Ingesting Data

When an Aunsight dataset is created, it will exist as an Atlas metadata record with no data associated with it by default. In fact, Aunsight will not even create a file in the storage infrastructure until some kind of data is written to the dataset. The first step in working with datasets, then, is getting data into it through a process called data ingestion. An ingest operation is overseen by the Aunsight metro-dispatcher service which oversees the transfer of data from the web interface into the platform architecture and notifies Aunsight when it is complete. This article explains how to perform this kind of data upload or "ingestion" using the Aunsight web interface.

The Basic Process

After logging in to the Web interface and selecting the relevant context you wish to work in, click the "Datasets" icon (team icon) in the palette on the right.

datasets workspace

Select the dataset you wish to upload data to from the list displayed on the left of the main view. This will bring up its record in the main view. Click the "Ingest" tab to continue.

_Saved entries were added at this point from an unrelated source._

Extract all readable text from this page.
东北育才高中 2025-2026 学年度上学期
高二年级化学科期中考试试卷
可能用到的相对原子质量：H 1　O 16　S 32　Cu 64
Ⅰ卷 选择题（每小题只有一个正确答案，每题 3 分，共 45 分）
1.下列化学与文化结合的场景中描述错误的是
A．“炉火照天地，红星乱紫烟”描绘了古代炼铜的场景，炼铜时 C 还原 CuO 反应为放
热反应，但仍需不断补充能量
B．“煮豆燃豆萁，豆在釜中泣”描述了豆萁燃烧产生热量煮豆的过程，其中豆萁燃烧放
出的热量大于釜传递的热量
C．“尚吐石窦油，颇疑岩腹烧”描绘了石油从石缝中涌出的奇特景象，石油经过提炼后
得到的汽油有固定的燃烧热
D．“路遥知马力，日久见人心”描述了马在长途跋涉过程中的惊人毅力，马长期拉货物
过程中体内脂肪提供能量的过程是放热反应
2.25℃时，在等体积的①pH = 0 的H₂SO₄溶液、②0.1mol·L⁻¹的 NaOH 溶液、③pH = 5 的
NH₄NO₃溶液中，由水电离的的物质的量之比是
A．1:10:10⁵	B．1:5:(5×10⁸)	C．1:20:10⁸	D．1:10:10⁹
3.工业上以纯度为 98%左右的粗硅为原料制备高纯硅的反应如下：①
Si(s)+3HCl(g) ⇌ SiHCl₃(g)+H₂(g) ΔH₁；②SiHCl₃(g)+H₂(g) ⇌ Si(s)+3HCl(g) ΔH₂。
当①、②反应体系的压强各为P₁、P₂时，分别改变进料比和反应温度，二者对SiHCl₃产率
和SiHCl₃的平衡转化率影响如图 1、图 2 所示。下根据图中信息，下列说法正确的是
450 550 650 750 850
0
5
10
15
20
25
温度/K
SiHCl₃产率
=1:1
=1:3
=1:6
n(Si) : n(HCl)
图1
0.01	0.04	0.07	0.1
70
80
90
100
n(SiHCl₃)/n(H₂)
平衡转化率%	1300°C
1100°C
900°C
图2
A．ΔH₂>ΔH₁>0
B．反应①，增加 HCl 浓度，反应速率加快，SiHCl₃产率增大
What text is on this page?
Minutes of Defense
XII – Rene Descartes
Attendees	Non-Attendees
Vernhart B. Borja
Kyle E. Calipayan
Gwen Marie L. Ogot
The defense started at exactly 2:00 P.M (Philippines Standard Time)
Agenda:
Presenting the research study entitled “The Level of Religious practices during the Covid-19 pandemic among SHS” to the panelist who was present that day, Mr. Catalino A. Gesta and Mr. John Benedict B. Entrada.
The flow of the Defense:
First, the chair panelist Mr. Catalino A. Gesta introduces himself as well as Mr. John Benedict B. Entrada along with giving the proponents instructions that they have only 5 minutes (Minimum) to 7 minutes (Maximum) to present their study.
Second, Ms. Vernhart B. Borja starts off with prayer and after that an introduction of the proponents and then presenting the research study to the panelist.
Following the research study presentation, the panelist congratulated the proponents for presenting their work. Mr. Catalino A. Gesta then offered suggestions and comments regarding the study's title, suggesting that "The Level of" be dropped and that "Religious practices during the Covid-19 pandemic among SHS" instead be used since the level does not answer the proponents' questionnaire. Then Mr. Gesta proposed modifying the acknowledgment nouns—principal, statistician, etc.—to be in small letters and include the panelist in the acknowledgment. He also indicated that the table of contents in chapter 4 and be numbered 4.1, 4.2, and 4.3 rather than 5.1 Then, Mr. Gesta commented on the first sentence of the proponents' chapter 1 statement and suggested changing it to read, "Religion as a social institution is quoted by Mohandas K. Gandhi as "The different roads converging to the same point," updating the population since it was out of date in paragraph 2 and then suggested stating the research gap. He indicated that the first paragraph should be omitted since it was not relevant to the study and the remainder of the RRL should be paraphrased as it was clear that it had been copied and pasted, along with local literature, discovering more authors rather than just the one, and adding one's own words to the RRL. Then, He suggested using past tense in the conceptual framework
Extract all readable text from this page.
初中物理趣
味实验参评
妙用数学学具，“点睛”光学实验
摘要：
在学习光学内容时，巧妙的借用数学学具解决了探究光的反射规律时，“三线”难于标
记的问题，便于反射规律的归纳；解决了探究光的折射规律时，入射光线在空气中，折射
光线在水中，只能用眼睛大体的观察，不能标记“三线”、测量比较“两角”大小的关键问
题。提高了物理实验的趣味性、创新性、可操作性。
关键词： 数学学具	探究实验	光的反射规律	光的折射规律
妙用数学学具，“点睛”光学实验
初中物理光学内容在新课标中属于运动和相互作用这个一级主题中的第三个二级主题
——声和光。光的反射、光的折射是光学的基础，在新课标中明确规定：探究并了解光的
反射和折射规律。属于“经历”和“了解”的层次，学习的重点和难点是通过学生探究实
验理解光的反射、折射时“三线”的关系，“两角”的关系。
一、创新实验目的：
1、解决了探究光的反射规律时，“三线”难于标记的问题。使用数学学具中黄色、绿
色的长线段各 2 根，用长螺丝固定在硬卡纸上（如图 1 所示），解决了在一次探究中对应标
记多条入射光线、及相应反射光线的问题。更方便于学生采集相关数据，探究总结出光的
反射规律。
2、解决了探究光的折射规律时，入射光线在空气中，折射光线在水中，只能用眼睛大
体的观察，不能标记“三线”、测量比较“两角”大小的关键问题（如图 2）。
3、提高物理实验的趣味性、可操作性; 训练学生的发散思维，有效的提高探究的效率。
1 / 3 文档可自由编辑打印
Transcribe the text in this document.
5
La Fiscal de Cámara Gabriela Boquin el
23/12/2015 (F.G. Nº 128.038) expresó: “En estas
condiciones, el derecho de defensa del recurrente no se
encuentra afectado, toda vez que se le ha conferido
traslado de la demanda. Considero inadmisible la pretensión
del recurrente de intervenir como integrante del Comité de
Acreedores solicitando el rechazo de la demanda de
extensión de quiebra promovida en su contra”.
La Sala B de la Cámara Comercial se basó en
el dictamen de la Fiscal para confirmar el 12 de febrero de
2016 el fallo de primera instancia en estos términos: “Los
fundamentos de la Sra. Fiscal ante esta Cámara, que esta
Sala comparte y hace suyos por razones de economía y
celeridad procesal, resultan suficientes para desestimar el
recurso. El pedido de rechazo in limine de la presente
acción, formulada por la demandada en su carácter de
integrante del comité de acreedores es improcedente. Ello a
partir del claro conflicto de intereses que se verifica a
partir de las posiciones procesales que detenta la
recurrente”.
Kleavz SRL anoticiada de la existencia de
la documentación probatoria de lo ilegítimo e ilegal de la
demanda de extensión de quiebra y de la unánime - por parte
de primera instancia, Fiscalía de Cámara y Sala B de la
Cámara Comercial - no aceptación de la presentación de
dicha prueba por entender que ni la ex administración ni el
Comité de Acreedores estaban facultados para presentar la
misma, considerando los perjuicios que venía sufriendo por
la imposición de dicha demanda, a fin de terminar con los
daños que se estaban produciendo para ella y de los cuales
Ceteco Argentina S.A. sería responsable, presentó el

new dataset creation dialog

The ingest tab presents a variety of options to complete the data ingestion process. Users need to select a data source and specify a write mode for ingestion. When these settings have been specified, click "Submit" in the lower left to start an upload job and add the data you have submitted into this Aunsight dataset. This process can take from several seconds to several hours depending on the size of the dataset and the storage resources used. When it is finished, Aunsight will release the lock it places on datasets to prevent other sources from trying the read or write to the dataset during the ingestion and will notify the user interface that the upload was successful. In the event of a failure, Aunsight will provide an error message specifying the reason for the upload's failure. Information about upload jobs is also logged in the jobs workspace in the Aunsight web interface.

Understanding the Settings

Aunsight data ingestion jobs can be configured with a variety of options. The remainder of this article explains these options and what they do.

Selecting a Data Source

Data ingestion requires a data source. Aunsight allows two kinds of data sources that can be toggled by the "Ingest Source" radio buttons.

  • The File option will allow the user to select a file from their computer's filesystem to upload to the platform. When selected, a file chooser button will appear at the bottom of the data ingest tab. Clicking this will bring up a file selector dialog where users can browse for the file they would like to upload.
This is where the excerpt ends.